Under somewhat similar pressures, the Aleut population crashed, too. In 1845, one Russian missionary estimated there were fewer than twenty-five hundred Aleuts alive; one hundred years later, a new estimate put the number at about fourteen hundred. Battles against Russians, slavery, servitude, disease (smallpox, tuberculosis, and the flu epidemic of 1808–9), famine, and alcoholism had taken away the rest. In two short centuries of contact with outsiders, the Aleuts had been very nearly driven to extinction.3

The Russian thrust across the North Pacific behind Vitus Bering (and Alexi Chirikov, his principal subordinate) was slender, but it had a long reach. Southbound Russians would eventually brush up—gently, their occasional meetings appear to have been wary but cordial—near today’s San Francisco against northbound Spaniards, who were busily planting missions up the California coast to strengthen their own territorial claims and control over natives. But in time there would be little evidence left of the Russian presence on the Pacific Coast of North America: the occasional exotic structure (the onion-domed, Russian Orthodox Church at Ninilchik, Alaska, for example, or the restored Fort Ross on the California coast north of Bodega Bay); a few place names (the Russian River and Sebastopol, named after the Crimean seaport, in Sonoma County, California); and the gene pool of Alaska’s native peoples.

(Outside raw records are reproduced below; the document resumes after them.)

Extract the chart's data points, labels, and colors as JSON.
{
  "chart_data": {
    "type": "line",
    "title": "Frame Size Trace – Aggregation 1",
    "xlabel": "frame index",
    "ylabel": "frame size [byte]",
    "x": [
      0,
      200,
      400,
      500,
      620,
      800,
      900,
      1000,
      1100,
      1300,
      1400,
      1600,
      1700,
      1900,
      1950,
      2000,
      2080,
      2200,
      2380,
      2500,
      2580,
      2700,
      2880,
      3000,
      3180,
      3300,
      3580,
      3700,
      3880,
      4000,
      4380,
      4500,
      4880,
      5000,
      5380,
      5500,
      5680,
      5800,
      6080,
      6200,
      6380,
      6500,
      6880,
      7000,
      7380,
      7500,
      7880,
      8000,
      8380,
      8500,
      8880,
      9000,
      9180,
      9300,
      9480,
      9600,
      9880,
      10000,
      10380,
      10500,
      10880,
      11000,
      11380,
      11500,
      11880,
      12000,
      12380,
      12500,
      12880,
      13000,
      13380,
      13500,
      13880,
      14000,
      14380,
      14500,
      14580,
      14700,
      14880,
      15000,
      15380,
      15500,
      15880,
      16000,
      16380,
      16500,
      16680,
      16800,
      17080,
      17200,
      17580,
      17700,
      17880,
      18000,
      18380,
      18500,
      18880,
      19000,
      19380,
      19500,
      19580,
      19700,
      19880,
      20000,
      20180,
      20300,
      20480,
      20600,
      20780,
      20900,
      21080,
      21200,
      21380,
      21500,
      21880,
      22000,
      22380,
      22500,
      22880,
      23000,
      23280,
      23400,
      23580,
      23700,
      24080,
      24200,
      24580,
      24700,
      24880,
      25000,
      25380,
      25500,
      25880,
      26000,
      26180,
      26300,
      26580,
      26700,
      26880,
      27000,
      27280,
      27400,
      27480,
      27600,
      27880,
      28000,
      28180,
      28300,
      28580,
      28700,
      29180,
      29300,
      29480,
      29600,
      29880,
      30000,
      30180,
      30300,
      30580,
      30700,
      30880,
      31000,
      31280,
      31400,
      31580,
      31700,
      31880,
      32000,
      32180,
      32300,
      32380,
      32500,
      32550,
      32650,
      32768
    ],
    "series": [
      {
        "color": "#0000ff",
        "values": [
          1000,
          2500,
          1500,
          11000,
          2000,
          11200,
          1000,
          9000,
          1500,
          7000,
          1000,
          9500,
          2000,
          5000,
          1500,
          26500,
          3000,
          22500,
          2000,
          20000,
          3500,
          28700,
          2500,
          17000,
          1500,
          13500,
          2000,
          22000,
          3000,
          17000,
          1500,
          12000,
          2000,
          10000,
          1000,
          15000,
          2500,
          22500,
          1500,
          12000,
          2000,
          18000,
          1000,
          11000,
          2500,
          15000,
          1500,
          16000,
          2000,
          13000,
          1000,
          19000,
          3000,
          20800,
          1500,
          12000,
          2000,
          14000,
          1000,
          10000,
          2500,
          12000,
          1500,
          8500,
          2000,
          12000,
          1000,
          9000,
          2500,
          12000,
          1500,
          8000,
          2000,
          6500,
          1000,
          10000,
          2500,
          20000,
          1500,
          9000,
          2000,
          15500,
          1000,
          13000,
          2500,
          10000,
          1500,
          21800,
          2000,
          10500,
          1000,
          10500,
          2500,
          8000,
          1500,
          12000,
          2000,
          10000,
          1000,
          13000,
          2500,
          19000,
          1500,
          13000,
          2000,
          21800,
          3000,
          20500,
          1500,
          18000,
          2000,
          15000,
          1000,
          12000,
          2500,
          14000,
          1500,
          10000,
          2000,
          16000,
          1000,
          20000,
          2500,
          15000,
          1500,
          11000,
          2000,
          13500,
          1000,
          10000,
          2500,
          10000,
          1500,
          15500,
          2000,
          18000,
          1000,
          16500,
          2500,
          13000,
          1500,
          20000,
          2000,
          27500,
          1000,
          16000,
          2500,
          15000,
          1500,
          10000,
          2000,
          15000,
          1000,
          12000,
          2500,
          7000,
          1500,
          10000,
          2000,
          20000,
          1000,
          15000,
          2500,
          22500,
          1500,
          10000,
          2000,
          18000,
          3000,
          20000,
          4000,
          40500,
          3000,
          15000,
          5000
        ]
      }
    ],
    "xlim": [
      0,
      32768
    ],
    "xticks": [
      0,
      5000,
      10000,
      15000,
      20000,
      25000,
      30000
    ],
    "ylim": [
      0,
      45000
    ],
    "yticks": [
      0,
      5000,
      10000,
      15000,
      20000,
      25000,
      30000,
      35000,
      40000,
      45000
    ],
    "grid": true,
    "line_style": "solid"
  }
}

The purchase of Alaska by the United States in 1867 substituted neglect for abuse, a condition which persisted until mid-1942. That is when the islanders were hastily relocated to the Alaskan mainland after the Japanese attacked Dutch Harbor on Unalaska Island as part of their Operation MI, a powerful, two-pronged trans-Pacific thrust.4 In the north, the bombing of Dutch Harbor and Japanese amphibious landings on Attu and Kiska triggered a harsh and meaningless campaign in the Aleutians remembered as the “thousand mile war,” one that cost many lives but had no influence on the larger conflict.

Operation MI’s much more important southern offensive, on cornflower-blue seas in the mid-Pacific, ended in flaming disaster for the Imperial Japanese Navy (IJN). On 4 June 1942, in the most decisive battle involving Americans since Gettysburg, two U.S. Navy task forces sent four Japanese aircraft carriers and their air wings to the bottom northwest of tiny Midway Island. The successful ambush was possible only because cryptanalysts squirreled away at Station Hypo, in the basement of Pacific Fleet headquarters, knew Admiral Yamamoto’s plans. They had been reading the IJN’s encrypted radio transmissions. The lopsided loss—it cost the Americans only two ships, the carrier USS Yorktown and the destroyer USS Hammann—sank Japan’s offensive ambitions at sea. For the rest of the war, the IJN played defense with growing desperation.

Three years later, immediately after World War II, the last of the Aleutian expatriates were allowed to return to their barren home islands. The returnees were resettled in half a dozen sites. No one settled on Adak Island, near the center of the chain. Instead, during the next forty years the U.S. Navy developed the northeast corner of Adak as an important base for cold war submarine surveillance and radio signals intelligence collection. The rest of the island remained uninhabited.